Town Hall
Col. James Love, garrison commander, speaks to garrison employees Monday at the Solomon Center during one of two town hall meetings. Love discussed the current hiring restrictions and the progress toward meeting the IMCOM-mandated cutbacks in garrison appropriated-fund personnel. Love said that Fort Jackson is well on its way toward meeting its reduction goal by Fiscal Year 2013. Further reductions will be achieved through attrition and retirement, though some employees will be realigned and some positions reclassified, Love said.

FORT JACKSON, S.C. -- Motorists who drive onto Fort Jackson are no longer required to have a vehicle decal. The major policy change became effective this year and is a result of a DoD recommendation issued last year.

Because of the change, designated visitor lanes at Gates 2 and 4 have been eliminated. All lanes can now be used by all vehicles entering the installation.

However, the change did not create an "open post," said Col. James Love, garrison commander, while addressing IMCOM employees in a town hall meeting Monday.

"We did not open the post up, just so we're all clear," Love said. "(But) if you had access to the installation before, there's no reason why you don't have access to it now."

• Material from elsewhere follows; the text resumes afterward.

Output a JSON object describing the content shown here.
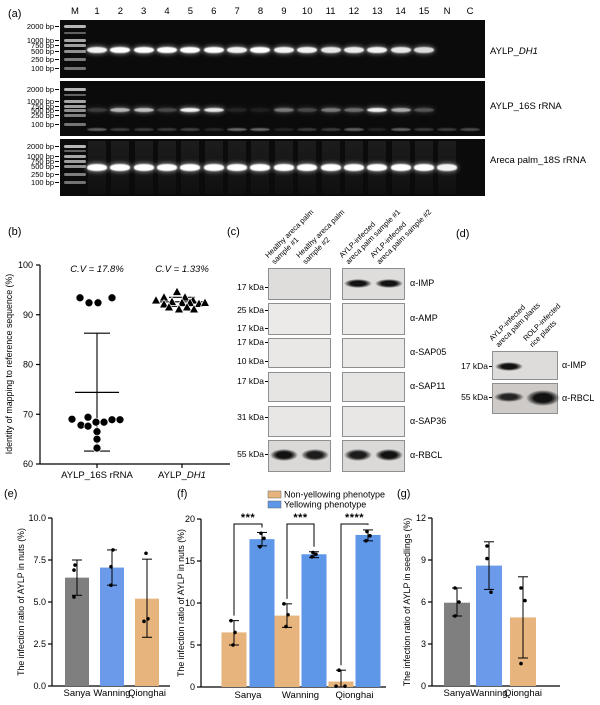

Visitors who do not have a military ID card, need to present valid government issued identification and need to be able to state a valid purpose for their visit, said Lt. Col. Raymond Simons, director of emergency services. Simons defined a "valid purpose" as the use of Fort Jackson facilities or grounds. He said gate guards were instructed to ask visitors about their reasons for coming to Fort Jackson.

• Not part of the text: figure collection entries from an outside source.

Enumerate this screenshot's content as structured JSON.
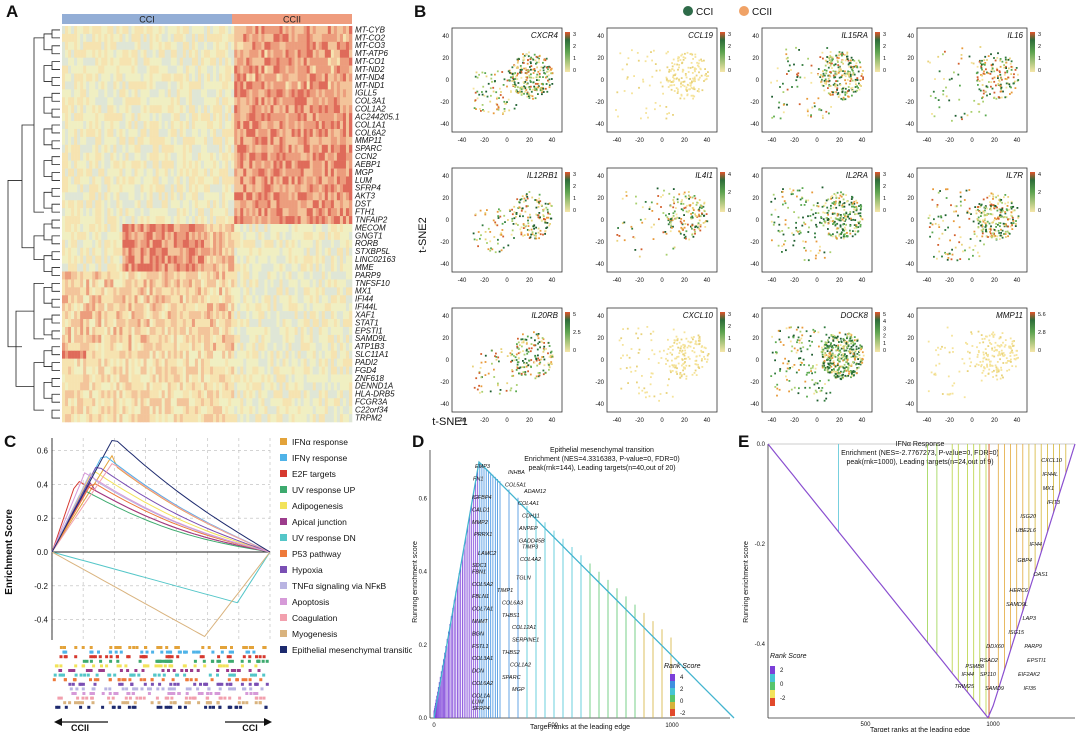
{
  "panels": {
    "a": "A",
    "b": "B",
    "c": "C",
    "d": "D",
    "e": "E"
  },
  "heatmap": {
    "groups": [
      {
        "label": "CCI",
        "color": "#93aed6"
      },
      {
        "label": "CCII",
        "color": "#ef9c7e"
      }
    ],
    "genes": [
      "MT-CYB",
      "MT-CO2",
      "MT-CO3",
      "MT-ATP6",
      "MT-CO1",
      "MT-ND2",
      "MT-ND4",
      "MT-ND1",
      "IGLL5",
      "COL3A1",
      "COL1A2",
      "AC244205.1",
      "COL1A1",
      "COL6A2",
      "MMP11",
      "SPARC",
      "CCN2",
      "AEBP1",
      "MGP",
      "LUM",
      "SFRP4",
      "AKT3",
      "DST",
      "FTH1",
      "TNFAIP2",
      "MECOM",
      "GNGT1",
      "RORB",
      "STXBP5L",
      "LINC02163",
      "MME",
      "PARP9",
      "TNFSF10",
      "MX1",
      "IFI44",
      "IFI44L",
      "XAF1",
      "STAT1",
      "EPSTI1",
      "SAMD9L",
      "ATP1B3",
      "SLC11A1",
      "PADI2",
      "FGD4",
      "ZNF618",
      "DENND1A",
      "HLA-DRB5",
      "FCGR3A",
      "C22orf34",
      "TRPM2"
    ]
  },
  "tsne": {
    "legend": [
      {
        "label": "CCI",
        "color": "#2e6b49"
      },
      {
        "label": "CCII",
        "color": "#f0a266"
      }
    ],
    "x_label": "t-SNE1",
    "y_label": "t-SNE2",
    "x_ticks": [
      "-40",
      "-20",
      "0",
      "20",
      "40"
    ],
    "y_ticks": [
      "40",
      "20",
      "0",
      "-20",
      "-40"
    ],
    "plots": [
      {
        "gene": "CXCR4",
        "scale": [
          "3",
          "2",
          "1",
          "0"
        ]
      },
      {
        "gene": "CCL19",
        "scale": [
          "3",
          "2",
          "1",
          "0"
        ]
      },
      {
        "gene": "IL15RA",
        "scale": [
          "3",
          "2",
          "1",
          "0"
        ]
      },
      {
        "gene": "IL16",
        "scale": [
          "3",
          "2",
          "1",
          "0"
        ]
      },
      {
        "gene": "IL12RB1",
        "scale": [
          "3",
          "2",
          "1",
          "0"
        ]
      },
      {
        "gene": "IL4I1",
        "scale": [
          "4",
          "2",
          "0"
        ]
      },
      {
        "gene": "IL2RA",
        "scale": [
          "3",
          "2",
          "1",
          "0"
        ]
      },
      {
        "gene": "IL7R",
        "scale": [
          "4",
          "2",
          "0"
        ]
      },
      {
        "gene": "IL20RB",
        "scale": [
          "5",
          "2.5",
          "0"
        ]
      },
      {
        "gene": "CXCL10",
        "scale": [
          "3",
          "2",
          "1",
          "0"
        ]
      },
      {
        "gene": "DOCK8",
        "scale": [
          "5",
          "4",
          "3",
          "2",
          "1",
          "0"
        ]
      },
      {
        "gene": "MMP11",
        "scale": [
          "5.6",
          "2.8",
          "0"
        ]
      }
    ]
  },
  "gsea": {
    "ylabel": "Enrichment Score",
    "y_ticks": [
      "0.6",
      "0.4",
      "0.2",
      "0.0",
      "-0.2",
      "-0.4"
    ],
    "left_label": "CCII",
    "right_label": "CCI",
    "sets": [
      {
        "name": "IFNα response",
        "color": "#e3a33a"
      },
      {
        "name": "IFNγ response",
        "color": "#4fb3e8"
      },
      {
        "name": "E2F targets",
        "color": "#d6392f"
      },
      {
        "name": "UV response UP",
        "color": "#3daa6e"
      },
      {
        "name": "Adipogenesis",
        "color": "#f2e35a"
      },
      {
        "name": "Apical junction",
        "color": "#9c3c8c"
      },
      {
        "name": "UV response DN",
        "color": "#54c6c8"
      },
      {
        "name": "P53 pathway",
        "color": "#ee7a3a"
      },
      {
        "name": "Hypoxia",
        "color": "#7a4fb4"
      },
      {
        "name": "TNFα signaling via NFκB",
        "color": "#b9b4e2"
      },
      {
        "name": "Apoptosis",
        "color": "#d69ad8"
      },
      {
        "name": "Coagulation",
        "color": "#f2a0ae"
      },
      {
        "name": "Myogenesis",
        "color": "#d9b37e"
      },
      {
        "name": "Epithelial mesenchymal transition",
        "color": "#1d2a6e"
      }
    ]
  },
  "emt": {
    "title": "Epithelial mesenchymal transition",
    "line1": "Enrichment (NES=4.3316383, P-value=0, FDR=0)",
    "line2": "peak(rnk=144), Leading targets(n=40,out of 20)",
    "ylabel": "Running enrichment score",
    "xlabel": "Target ranks at the leading edge",
    "x_ticks": [
      "0",
      "500",
      "1000"
    ],
    "y_ticks": [
      "0.6",
      "0.4",
      "0.2",
      "0.0"
    ],
    "rank_title": "Rank Score",
    "rank_ticks": [
      "4",
      "2",
      "0",
      "-2"
    ],
    "genes": [
      "EMP3",
      "INHBA",
      "FN1",
      "COL5A1",
      "ADAM12",
      "IGFBP4",
      "COL4A1",
      "CALD1",
      "CDH11",
      "MMP2",
      "ANPEP",
      "PRRX1",
      "GADD45B",
      "TIMP3",
      "LAMC2",
      "COL4A2",
      "SDC1",
      "FBN1",
      "TGLN",
      "COL5A2",
      "TIMP1",
      "FBLN1",
      "COL6A3",
      "COL7A1",
      "THBS1",
      "NNMT",
      "COL12A1",
      "BGN",
      "SERPINE1",
      "FSTL1",
      "THBS2",
      "COL3A1",
      "COL1A2",
      "DCN",
      "SPARC",
      "COL6A2",
      "MGP",
      "COL1A",
      "LUM",
      "SFRP4"
    ]
  },
  "ifn": {
    "title": "IFNα Response",
    "line1": "Enrichment (NES=-2.7767273, P-value=0, FDR=0)",
    "line2": "peak(rnk=1000), Leading targets(n=24,out of 9)",
    "ylabel": "Running enrichment score",
    "xlabel": "Target ranks at the leading edge",
    "x_ticks": [
      "500",
      "1000"
    ],
    "y_ticks": [
      "0.0",
      "-0.2",
      "-0.4"
    ],
    "rank_title": "Rank Score",
    "rank_ticks": [
      "2",
      "0",
      "-2"
    ],
    "genes": [
      "CXCL10",
      "IFI44L",
      "MX1",
      "IFIT3",
      "ISG20",
      "UBE2L6",
      "IFI44",
      "GBP4",
      "OAS1",
      "HERC6",
      "SAMD9L",
      "LAP3",
      "ISG15",
      "DDX60",
      "PARP9",
      "RSAD2",
      "EPSTI1",
      "IFI44",
      "PSMB8",
      "EIF2AK2",
      "SP110",
      "TRIM25",
      "SAMD9",
      "IFI35"
    ]
  }
}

"People can expect to get challenged when they come onto the installation. It's just not going to be a free pass onto the installation," he said.

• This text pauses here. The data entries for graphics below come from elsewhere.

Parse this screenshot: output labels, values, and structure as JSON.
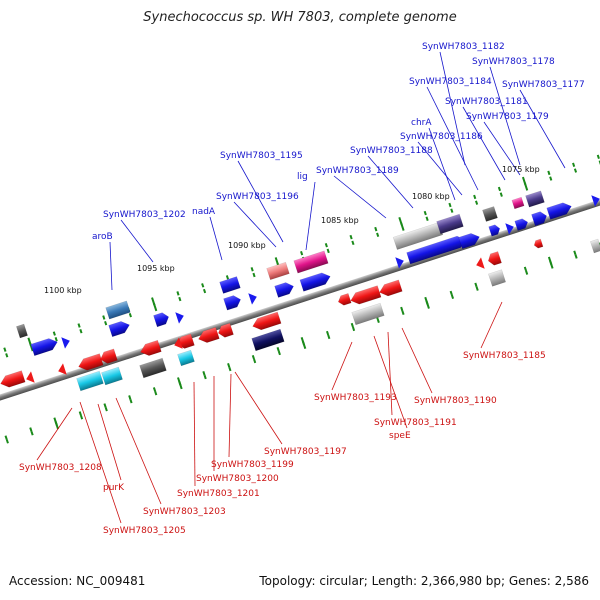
{
  "title": "Synechococcus sp. WH 7803, complete genome",
  "footer": {
    "accession": "Accession: NC_009481",
    "summary": "Topology: circular; Length: 2,366,980 bp; Genes: 2,586"
  },
  "colors": {
    "forward_label": "#1515cc",
    "reverse_label": "#cc1111",
    "backbone": "#7f7f7f",
    "tick": "#1a8a1a",
    "forward_gene": "#1a1aee",
    "reverse_gene": "#ee1a1a"
  },
  "kbp_labels": [
    "1075 kbp",
    "1080 kbp",
    "1085 kbp",
    "1090 kbp",
    "1095 kbp",
    "1100 kbp"
  ],
  "forward_genes": [
    "SynWH7803_1182",
    "SynWH7803_1178",
    "SynWH7803_1184",
    "SynWH7803_1177",
    "SynWH7803_1181",
    "SynWH7803_1179",
    "chrA",
    "SynWH7803_1186",
    "SynWH7803_1188",
    "SynWH7803_1195",
    "lig",
    "SynWH7803_1189",
    "SynWH7803_1196",
    "nadA",
    "SynWH7803_1202",
    "aroB"
  ],
  "reverse_genes": [
    "SynWH7803_1185",
    "SynWH7803_1190",
    "SynWH7803_1193",
    "SynWH7803_1191",
    "speE",
    "SynWH7803_1197",
    "SynWH7803_1199",
    "SynWH7803_1200",
    "SynWH7803_1201",
    "SynWH7803_1208",
    "purK",
    "SynWH7803_1203",
    "SynWH7803_1205"
  ]
}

Simons also illustrated a possible scenario that would deny a person access to the post.

"An example of someone not being granted access would be, let's say if there was a traffic accident on I-77 and you're coming through Gate 2 and the guards are able to ascertain that you're not coming here to visit Fort Jackson. You're coming here to avoid the traffic jam," he said.

Fernando Vasquez, chief of physical security, said graduation visitors will still receive vehicle passes -- not because they are needed to gain access to the installation, but because they help security personnel provide optimum assistance.

"We're going to continue to issue passes along with a map to the visitors," Vasquez said. "That way, when we see a person (who appears) lost, if patrols see that pass on the dashboard we know automatically that's a visitor. We can identify them. We can assist them as necessary."

Although visitors can now use all gates to enter Fort Jackson, Simons strongly encouraged graduation visitors to use Gate 4 off Percival Road for the easiest access. The outbound lanes at Gate 4 will remain redirected for inbound traffic from 6 to 10 a.m., Wednesdays and Thursdays, to alleviate traffic congestion at the gates.

Gate guards have increased their use of hand-held scanners that allow them to cross-reference a person's identity against state and federal databases. Simons said that everyone entering Fort Jackson should be prepared to have his or her ID card scanned. The scanners show if an ID card is expired or suspended or if a person has an outstanding warrant.

Love said drivers can also expect more random vehicle inspections.

"We have to use more due diligence since we don't have the verification that we had beforehand with vehicle registration," Love said.

Simons said that people entering the installation need to remember that force protection is a priority.

"It seems like many people are more concerned about getting on the installation quickly and no one cares about the fact that there's still a threat out there," Simons said. "We still need to keep in mind that there's a threat out there, and these guards are out there doing their jobs."